UPPER BLACK EDDY, Pa. - "You love this trail?"
"Yes. All 58.9 miles of it," said Friends of Delaware Canal State Park Executive Director Mike Ginder.
For Ginder, an Upper Black Eddy section of the D&L trail comes to a dramatic, steep, if not painful stop.
"It took the towpath, the canal, all of this earth and moved it that way," he explained.
Those were effects from Hurricane Ida's remnants, as High Falls Creek flood waters tore through the canal, leaving it dry, partially closed, and with an estimated $5 to $10 million repair bill.
"This right here is a part of a dredging project to remove debris that was a result of Ida. Yes, to restore the canal's prism and natural state," said Park Operations Manager Devin Buzard.
He says there's already a $75-million backlog of repairs needed along the nearly 60-mile canal, part of $1.4 billion of infrastructure needs in Pennsylvania's 121 state parks.
"It makes a large impact on our visitors and our neighbors.
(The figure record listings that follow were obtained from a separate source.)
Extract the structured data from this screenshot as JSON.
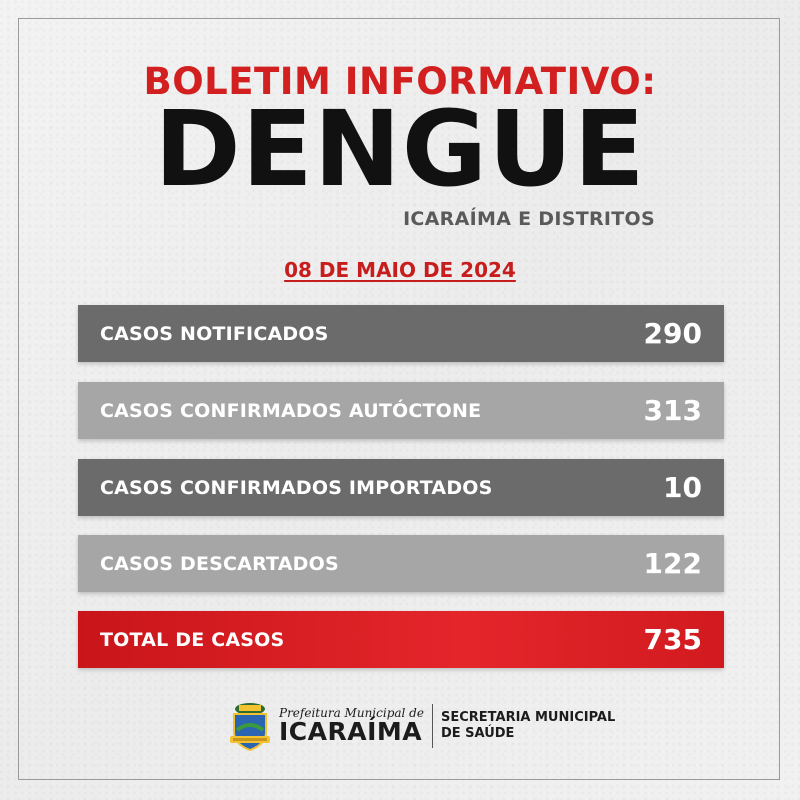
{
  "header": {
    "heading": "BOLETIM INFORMATIVO:",
    "title": "DENGUE",
    "subtitle": "ICARAÍMA E DISTRITOS",
    "date": "08 DE MAIO DE 2024"
  },
  "rows": [
    {
      "label": "CASOS NOTIFICADOS",
      "value": "290"
    },
    {
      "label": "CASOS CONFIRMADOS AUTÓCTONE",
      "value": "313"
    },
    {
      "label": "CASOS CONFIRMADOS IMPORTADOS",
      "value": "10"
    },
    {
      "label": "CASOS DESCARTADOS",
      "value": "122"
    },
    {
      "label": "TOTAL DE CASOS",
      "value": "735"
    }
  ],
  "footer": {
    "prefeitura_line1": "Prefeitura Municipal de",
    "prefeitura_line2": "ICARAÍMA",
    "secretaria_line1": "SECRETARIA MUNICIPAL",
    "secretaria_line2": "DE SAÚDE",
    "logo_icon": "municipal-crest-icon"
  },
  "colors": {
    "accent_red": "#d21f1f",
    "row_dark": "#6b6b6b",
    "row_light": "#a6a6a6",
    "row_total": "#e4262b"
  }
}
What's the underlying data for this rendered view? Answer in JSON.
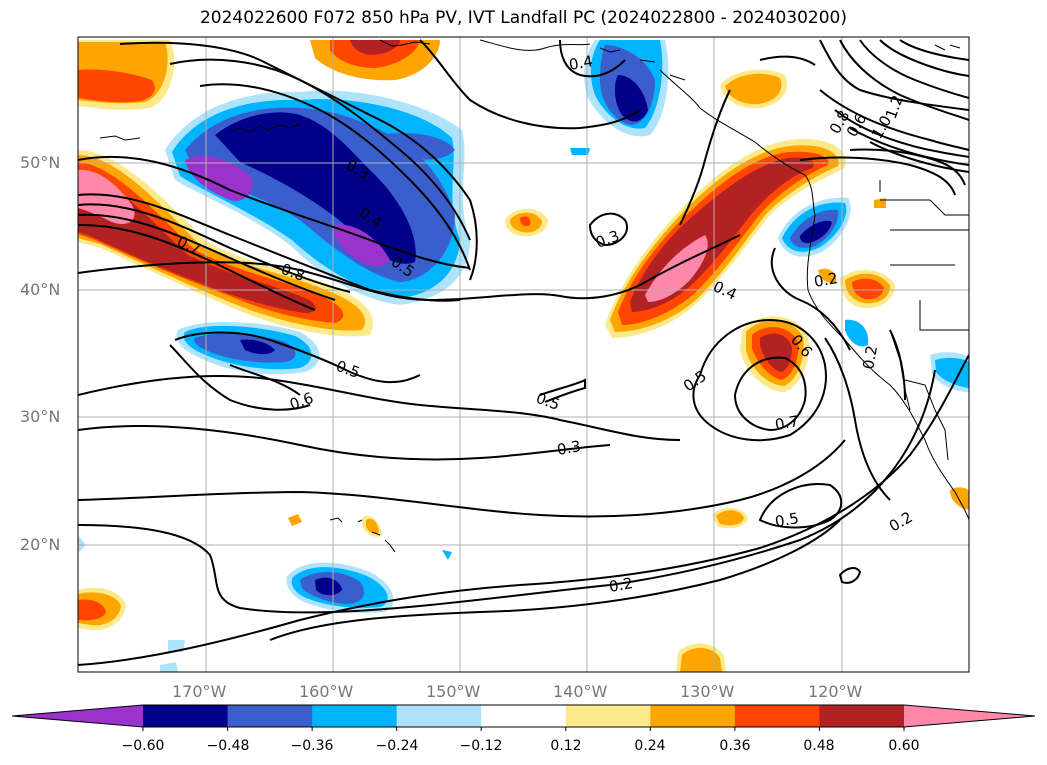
{
  "title": "2024022600 F072 850 hPa PV, IVT Landfall PC (2024022800 - 2024030200)",
  "lon_labels": [
    "170°W",
    "160°W",
    "150°W",
    "140°W",
    "130°W",
    "120°W"
  ],
  "lat_labels": [
    "50°N",
    "40°N",
    "30°N",
    "20°N"
  ],
  "colorbar": {
    "labels": [
      "−0.60",
      "−0.48",
      "−0.36",
      "−0.24",
      "−0.12",
      "0.12",
      "0.24",
      "0.36",
      "0.48",
      "0.60"
    ],
    "colors": [
      "#9933cc",
      "#00008b",
      "#3a5fcd",
      "#00b4ff",
      "#aee4fb",
      "#ffffff",
      "#fce98a",
      "#ffa500",
      "#ff4500",
      "#b22222",
      "#ff88aa"
    ]
  },
  "contour_labels": [
    {
      "text": "0.4"
    },
    {
      "text": "0.3"
    },
    {
      "text": "0.4"
    },
    {
      "text": "0.5"
    },
    {
      "text": "0.7"
    },
    {
      "text": "0.8"
    },
    {
      "text": "0.5"
    },
    {
      "text": "0.6"
    },
    {
      "text": "0.5"
    },
    {
      "text": "0.3"
    },
    {
      "text": "0.3"
    },
    {
      "text": "0.4"
    },
    {
      "text": "0.5"
    },
    {
      "text": "0.6"
    },
    {
      "text": "0.7"
    },
    {
      "text": "0.5"
    },
    {
      "text": "0.2"
    },
    {
      "text": "0.2"
    },
    {
      "text": "0.2"
    },
    {
      "text": "0.2"
    },
    {
      "text": "1.0"
    },
    {
      "text": "1.2"
    },
    {
      "text": "0.8"
    },
    {
      "text": "0.6"
    }
  ]
}
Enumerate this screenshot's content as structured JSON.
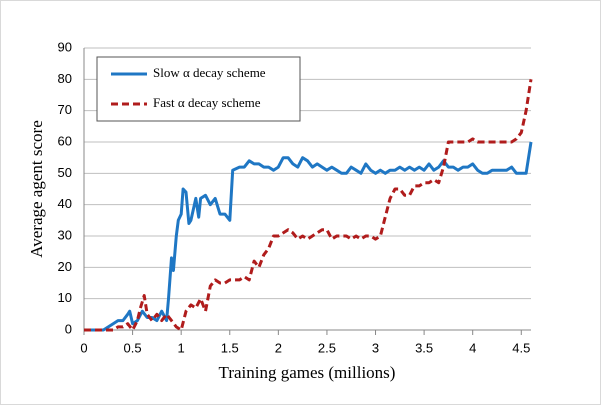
{
  "chart_data": {
    "type": "line",
    "x_label": "Training games (millions)",
    "y_label": "Average agent score",
    "xlim": [
      0,
      4.6
    ],
    "xticks": [
      0,
      0.5,
      1,
      1.5,
      2,
      2.5,
      3,
      3.5,
      4,
      4.5
    ],
    "ylim": [
      0,
      90
    ],
    "yticks": [
      0,
      10,
      20,
      30,
      40,
      50,
      60,
      70,
      80,
      90
    ],
    "grid": true,
    "legend": "upper left",
    "series": [
      {
        "name": "Slow α decay scheme",
        "color": "#1f77c4",
        "dash": false,
        "x": [
          0,
          0.2,
          0.25,
          0.3,
          0.35,
          0.4,
          0.45,
          0.47,
          0.5,
          0.55,
          0.6,
          0.65,
          0.7,
          0.75,
          0.8,
          0.85,
          0.87,
          0.9,
          0.92,
          0.95,
          0.97,
          1.0,
          1.02,
          1.05,
          1.08,
          1.1,
          1.15,
          1.18,
          1.2,
          1.25,
          1.3,
          1.35,
          1.4,
          1.45,
          1.5,
          1.53,
          1.6,
          1.65,
          1.7,
          1.75,
          1.8,
          1.85,
          1.9,
          1.95,
          2.0,
          2.05,
          2.1,
          2.15,
          2.2,
          2.25,
          2.3,
          2.35,
          2.4,
          2.45,
          2.5,
          2.55,
          2.6,
          2.65,
          2.7,
          2.75,
          2.8,
          2.85,
          2.9,
          2.95,
          3.0,
          3.05,
          3.1,
          3.15,
          3.2,
          3.25,
          3.3,
          3.35,
          3.4,
          3.45,
          3.5,
          3.55,
          3.6,
          3.65,
          3.7,
          3.75,
          3.8,
          3.85,
          3.9,
          3.95,
          4.0,
          4.05,
          4.1,
          4.15,
          4.2,
          4.25,
          4.3,
          4.35,
          4.4,
          4.45,
          4.5,
          4.55,
          4.6
        ],
        "values": [
          0,
          0,
          1,
          2,
          3,
          3,
          5,
          6,
          2,
          3,
          6,
          4,
          4,
          3,
          6,
          3,
          10,
          23,
          19,
          30,
          35,
          37,
          45,
          44,
          34,
          35,
          42,
          36,
          42,
          43,
          40,
          42,
          37,
          37,
          35,
          51,
          52,
          52,
          54,
          53,
          53,
          52,
          52,
          51,
          52,
          55,
          55,
          53,
          52,
          55,
          54,
          52,
          53,
          52,
          51,
          52,
          51,
          50,
          50,
          52,
          51,
          50,
          53,
          51,
          50,
          51,
          50,
          51,
          51,
          52,
          51,
          52,
          51,
          52,
          51,
          53,
          51,
          52,
          54,
          52,
          52,
          51,
          52,
          52,
          53,
          51,
          50,
          50,
          51,
          51,
          51,
          51,
          52,
          50,
          50,
          50,
          60
        ]
      },
      {
        "name": "Fast α decay scheme",
        "color": "#b01c1c",
        "dash": true,
        "x": [
          0,
          0.3,
          0.35,
          0.4,
          0.45,
          0.5,
          0.55,
          0.58,
          0.62,
          0.65,
          0.7,
          0.75,
          0.8,
          0.85,
          0.9,
          0.95,
          1.0,
          1.05,
          1.1,
          1.15,
          1.2,
          1.25,
          1.3,
          1.35,
          1.4,
          1.45,
          1.5,
          1.55,
          1.6,
          1.65,
          1.7,
          1.75,
          1.8,
          1.85,
          1.9,
          1.95,
          2.0,
          2.05,
          2.1,
          2.15,
          2.2,
          2.25,
          2.3,
          2.35,
          2.4,
          2.45,
          2.5,
          2.55,
          2.6,
          2.65,
          2.7,
          2.75,
          2.8,
          2.85,
          2.9,
          2.95,
          3.0,
          3.05,
          3.1,
          3.15,
          3.2,
          3.25,
          3.3,
          3.35,
          3.4,
          3.45,
          3.5,
          3.55,
          3.6,
          3.65,
          3.7,
          3.75,
          3.8,
          3.85,
          3.9,
          3.95,
          4.0,
          4.05,
          4.1,
          4.2,
          4.3,
          4.4,
          4.45,
          4.5,
          4.55,
          4.6
        ],
        "values": [
          0,
          0,
          1,
          1,
          2,
          0,
          3,
          7,
          11,
          5,
          3,
          5,
          3,
          5,
          3,
          1,
          0,
          6,
          8,
          7,
          10,
          6,
          14,
          16,
          15,
          15,
          16,
          16,
          16,
          17,
          16,
          22,
          20,
          24,
          26,
          30,
          30,
          31,
          32,
          31,
          29,
          30,
          29,
          30,
          31,
          32,
          32,
          29,
          30,
          30,
          30,
          29,
          30,
          29,
          30,
          30,
          29,
          30,
          36,
          42,
          45,
          45,
          43,
          43,
          46,
          46,
          47,
          47,
          48,
          47,
          52,
          60,
          60,
          60,
          60,
          60,
          61,
          60,
          60,
          60,
          60,
          60,
          61,
          63,
          70,
          80
        ]
      }
    ]
  }
}
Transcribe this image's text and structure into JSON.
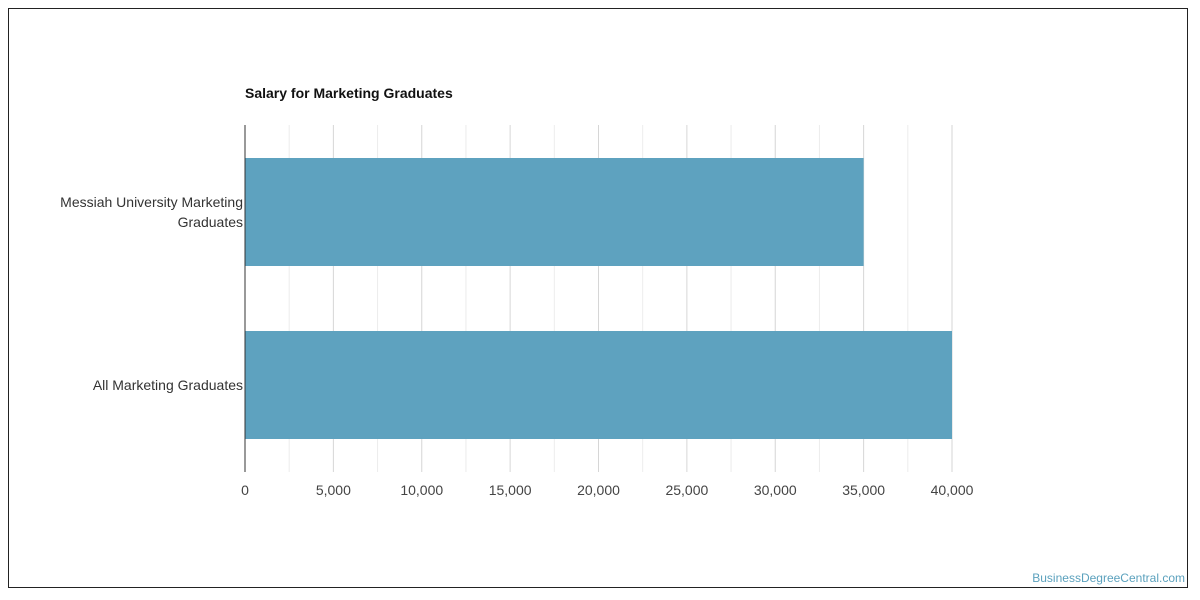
{
  "chart_data": {
    "type": "bar",
    "orientation": "horizontal",
    "title": "Salary for Marketing Graduates",
    "categories": [
      "Messiah University Marketing Graduates",
      "All Marketing Graduates"
    ],
    "values": [
      35000,
      40000
    ],
    "xlim": [
      0,
      40000
    ],
    "xticks": [
      0,
      5000,
      10000,
      15000,
      20000,
      25000,
      30000,
      35000,
      40000
    ],
    "xtick_labels": [
      "0",
      "5,000",
      "10,000",
      "15,000",
      "20,000",
      "25,000",
      "30,000",
      "35,000",
      "40,000"
    ],
    "grid": true,
    "bar_color": "#5ea2bf"
  },
  "watermark": "BusinessDegreeCentral.com",
  "colors": {
    "bar": "#5ea2bf",
    "grid": "#e0e0e0",
    "axis": "#333333",
    "watermark": "#5ba1bd"
  }
}
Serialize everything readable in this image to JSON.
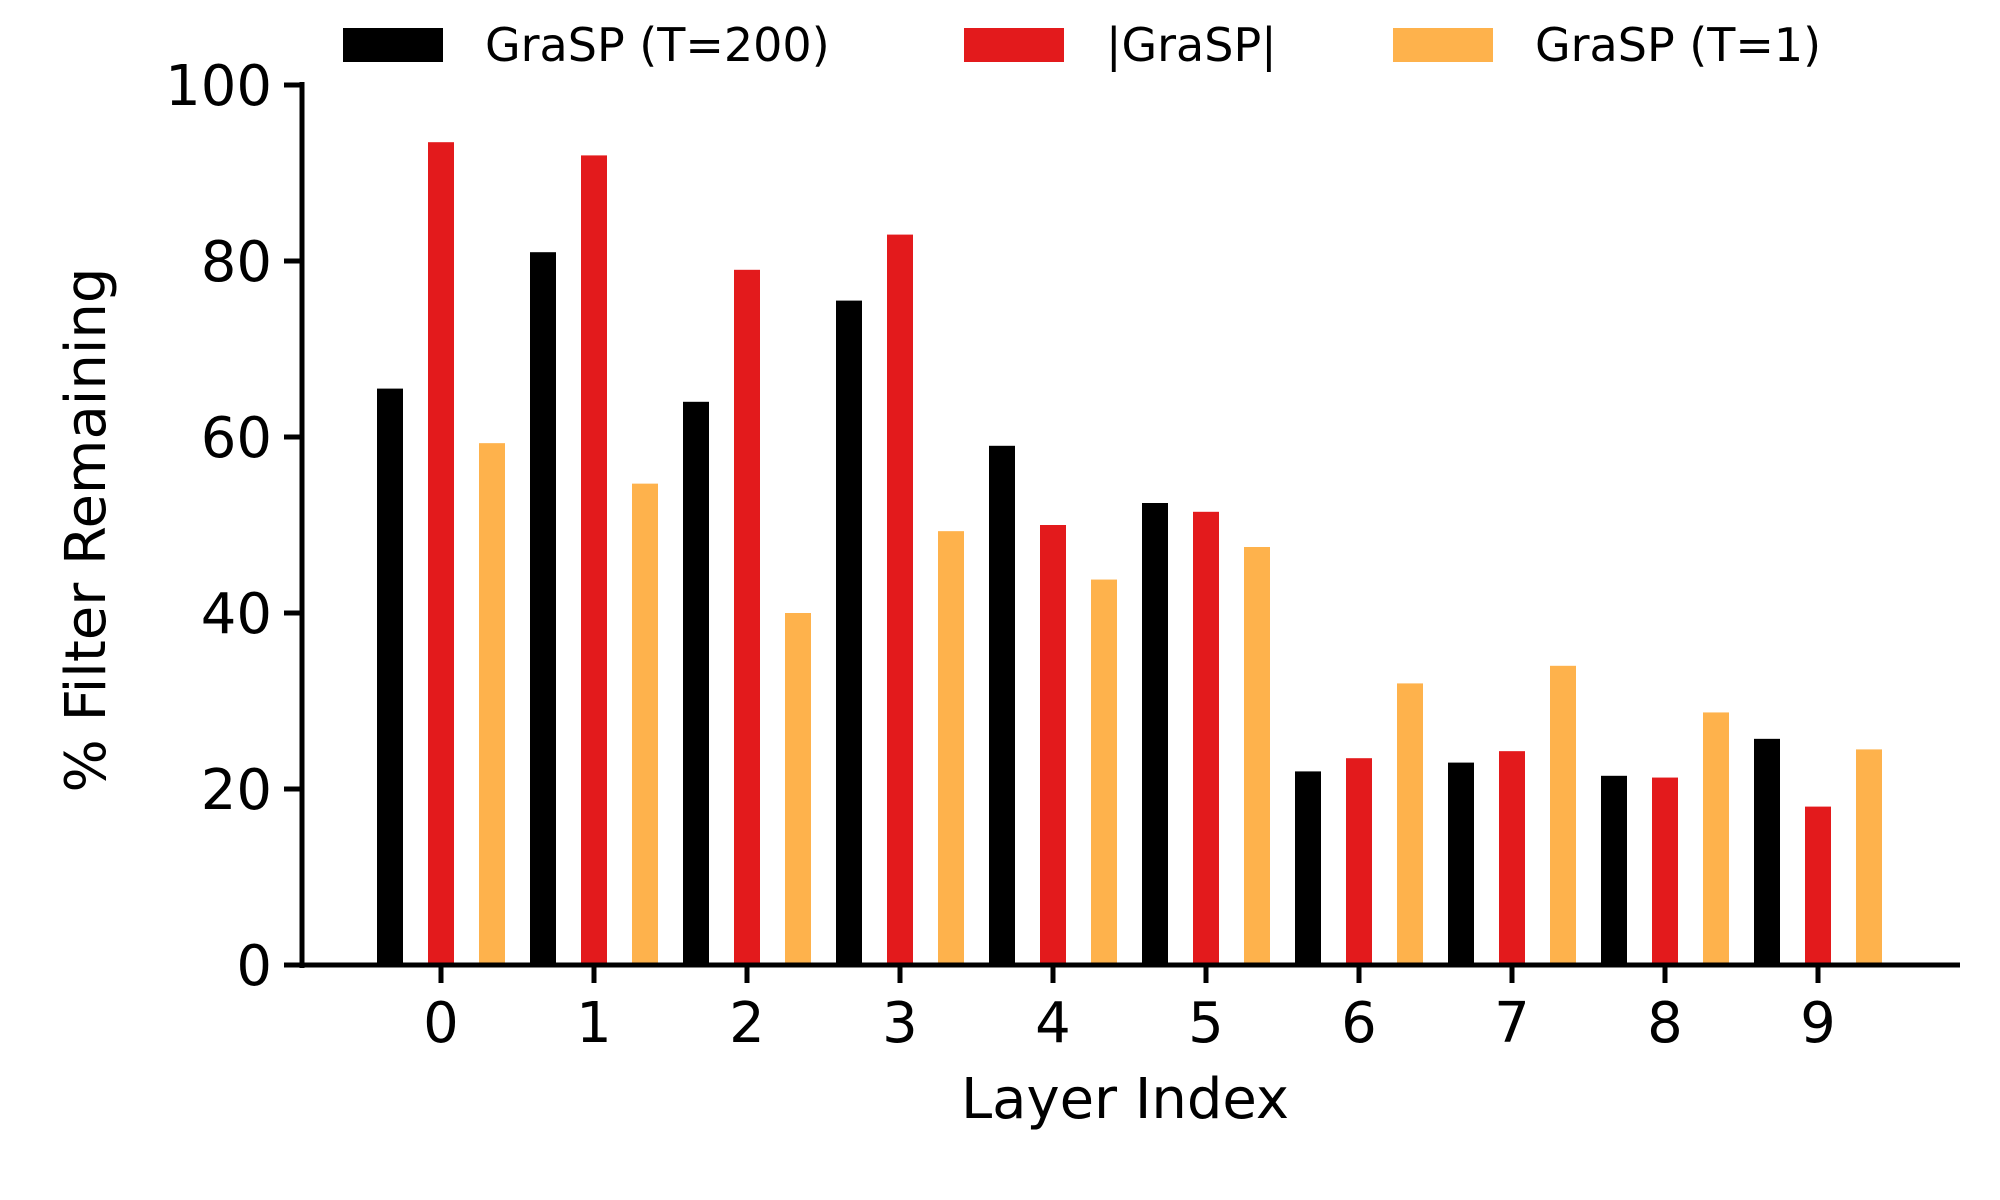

So just the scenic beauty alone is worth mentioning whenever the canal's fully watered," he added.
There are funds from the America Rescue Plan to help restore the canal. A state bill is out of committee and it's expected to be voted on this fall. If passed, it would give $500 million to repair environmental issues like this.
As for Ginder, whose nonprofit's annual canal walk is severely shortened this year, the funds are needed on and off the trail.
"This section normally would have water in it, you could go kayaking, canoeing, so that's a big impact that lessens tourism in the area," he said.